Natural Goat Care, I've recently purchased Alternative Treatments for Ruminant Animals by Paul Dettloff, D.V.M. Pat's approach is largely dietary, while Paul's approach uses natural medicines. He recommended Arnica tincture initially, along with comfrey tincture. The Arnica is to treat swelling, comfrey to help heal the bone.
I don't have Arnica, but I do grow comfrey, so I started feeding her that. At the same time I asked about broken bones on the Holistic Goats Yahoo Group, and received advice on homeopathic treatment. I purchased Symphytum 30C to give her. I don't use homeopathic remedies, so I am not very familiar with them. This is not because of any opinion about homeopathy; I prefer herbs because I can grow them myself.
Now the pregnancy test has come back negative. I'm disappointed on the one hand of course, but relieved on the other. I worried about labor, delivery, and active, nursing kids for Jasmine with her leg. Or more likely, separating, milking, and bottle feeding her kids. However, it makes the question of "earning her keep" all the more relevant. And the more difficult. Trying to sell a goat with only half her udder functioning seemed unlikely enough. Now, depending upon how her leg heals, the problem is compounded, as is the decision about what to do with her.

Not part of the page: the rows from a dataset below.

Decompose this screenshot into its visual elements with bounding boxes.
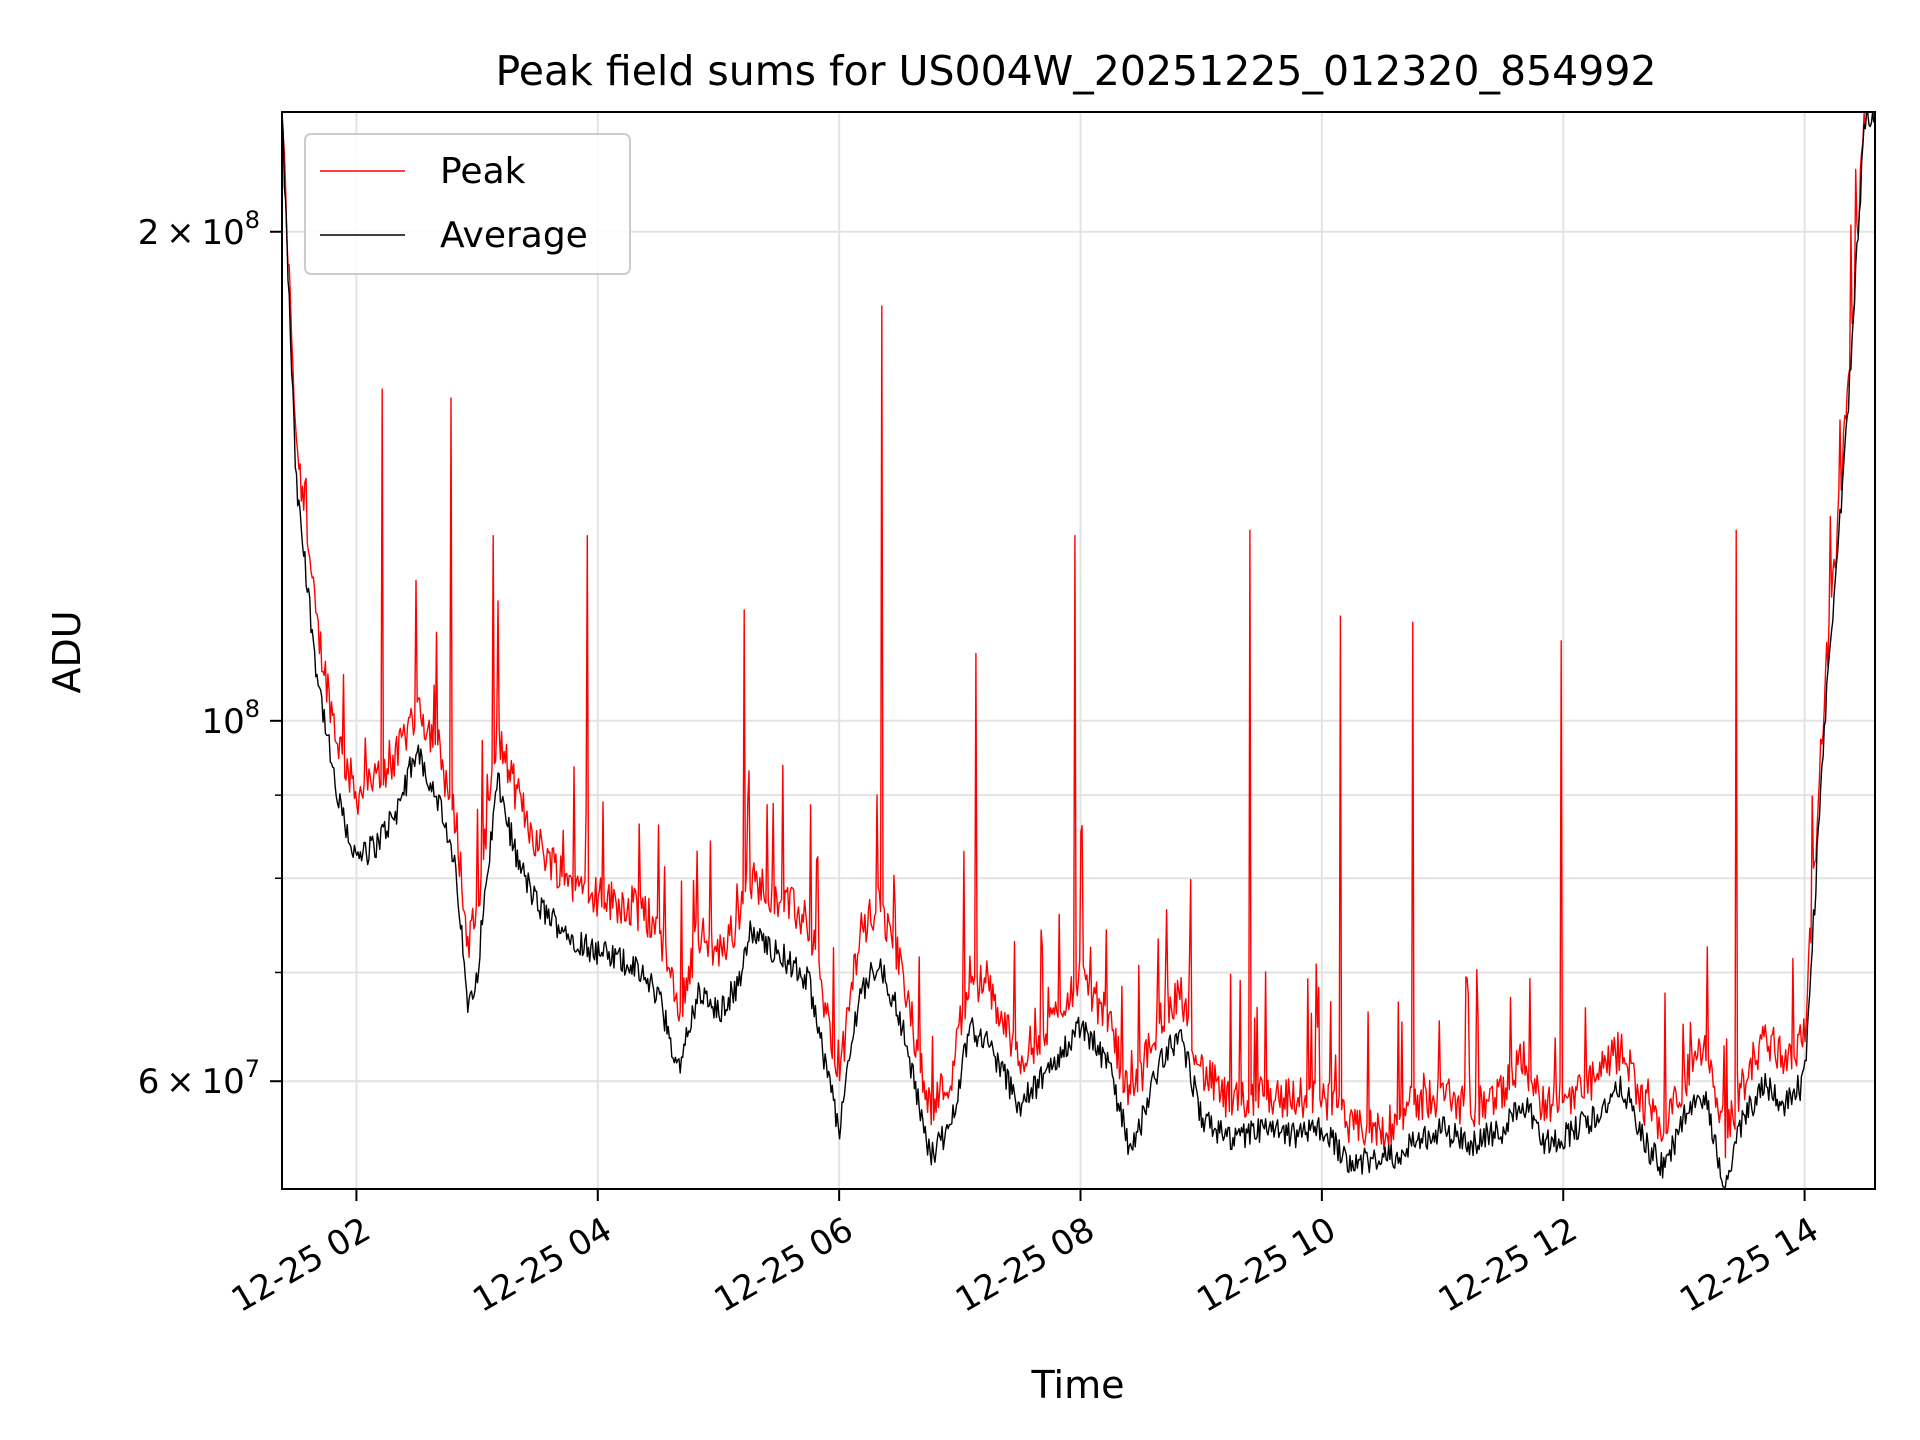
plot-frame: [281, 111, 1876, 1190]
chart-title: Peak field sums for US004W_20251225_0123…: [495, 47, 1656, 95]
legend-label: Average: [440, 215, 588, 256]
x-axis-label: Time: [1031, 1363, 1125, 1407]
series-line-average: [281, 111, 1875, 1188]
legend-label: Peak: [440, 151, 526, 192]
legend: Peak Average: [304, 133, 631, 275]
y-tick-label: 6 × 107: [138, 1055, 260, 1102]
series-line-peak: [281, 111, 1875, 1159]
y-tick-label: 2 × 108: [138, 206, 260, 253]
legend-box: [304, 133, 631, 275]
y-axis-label: ADU: [45, 610, 89, 693]
y-tick-label: 108: [201, 695, 260, 742]
plot-area: [281, 111, 1875, 1188]
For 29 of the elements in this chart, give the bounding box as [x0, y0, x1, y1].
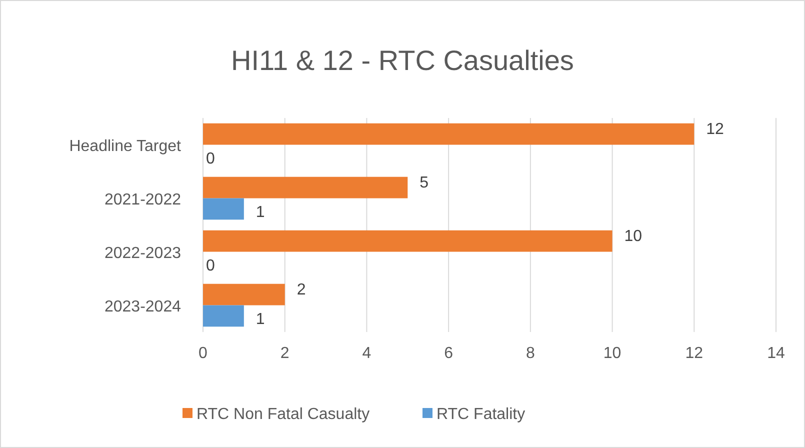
data-label: 1 [256, 204, 265, 221]
legend-label: RTC Non Fatal Casualty [196, 406, 370, 423]
bar [203, 123, 694, 145]
bar [203, 305, 244, 327]
bar [203, 230, 612, 252]
x-tick-label: 0 [198, 345, 208, 362]
data-label: 0 [206, 150, 215, 168]
y-tick-label: 2023-2024 [104, 298, 182, 316]
legend-label: RTC Fatality [436, 406, 526, 423]
x-tick-label: 14 [767, 345, 785, 362]
y-tick-label: 2021-2022 [104, 191, 182, 208]
x-tick-label: 12 [685, 345, 704, 362]
y-tick-label: 2022-2023 [104, 244, 182, 262]
data-label: 2 [296, 282, 306, 299]
bar [203, 284, 285, 306]
data-label: 10 [624, 228, 642, 246]
chart-title: HI11 & 12 - RTC Casualties [231, 45, 574, 76]
data-label: 5 [420, 174, 429, 192]
bar [203, 176, 408, 198]
x-tick-label: 2 [280, 345, 290, 362]
bar [203, 198, 244, 220]
x-tick-label: 8 [526, 345, 535, 362]
data-label: 0 [206, 257, 215, 274]
data-label: 1 [256, 310, 265, 328]
y-tick-label: Headline Target [69, 138, 182, 155]
data-label: 12 [706, 121, 724, 138]
x-tick-label: 4 [362, 345, 372, 362]
x-tick-label: 6 [444, 345, 454, 362]
x-tick-label: 10 [603, 345, 622, 362]
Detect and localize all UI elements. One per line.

In contemplation the options, there are a number of things I have to keep in mind. I have to remind myself that I cannot fix every problem, I cannot save every animal, and I must not take these as personal defeats. Nor do I want to fall into the trap of confusing responsibility with loyalty. This is not realistic for a self-sustaining homestead. Neither is focusing so much on only one animal, so that everything else starts to get neglected. Don't get me wrong, I really like Jasmine and am thankful for 10 months of the milk she gave. I would love to be able to replace her with another registered Nubian doe. Not sure how I could manage that though. I'll just have to wait and see what the future brings.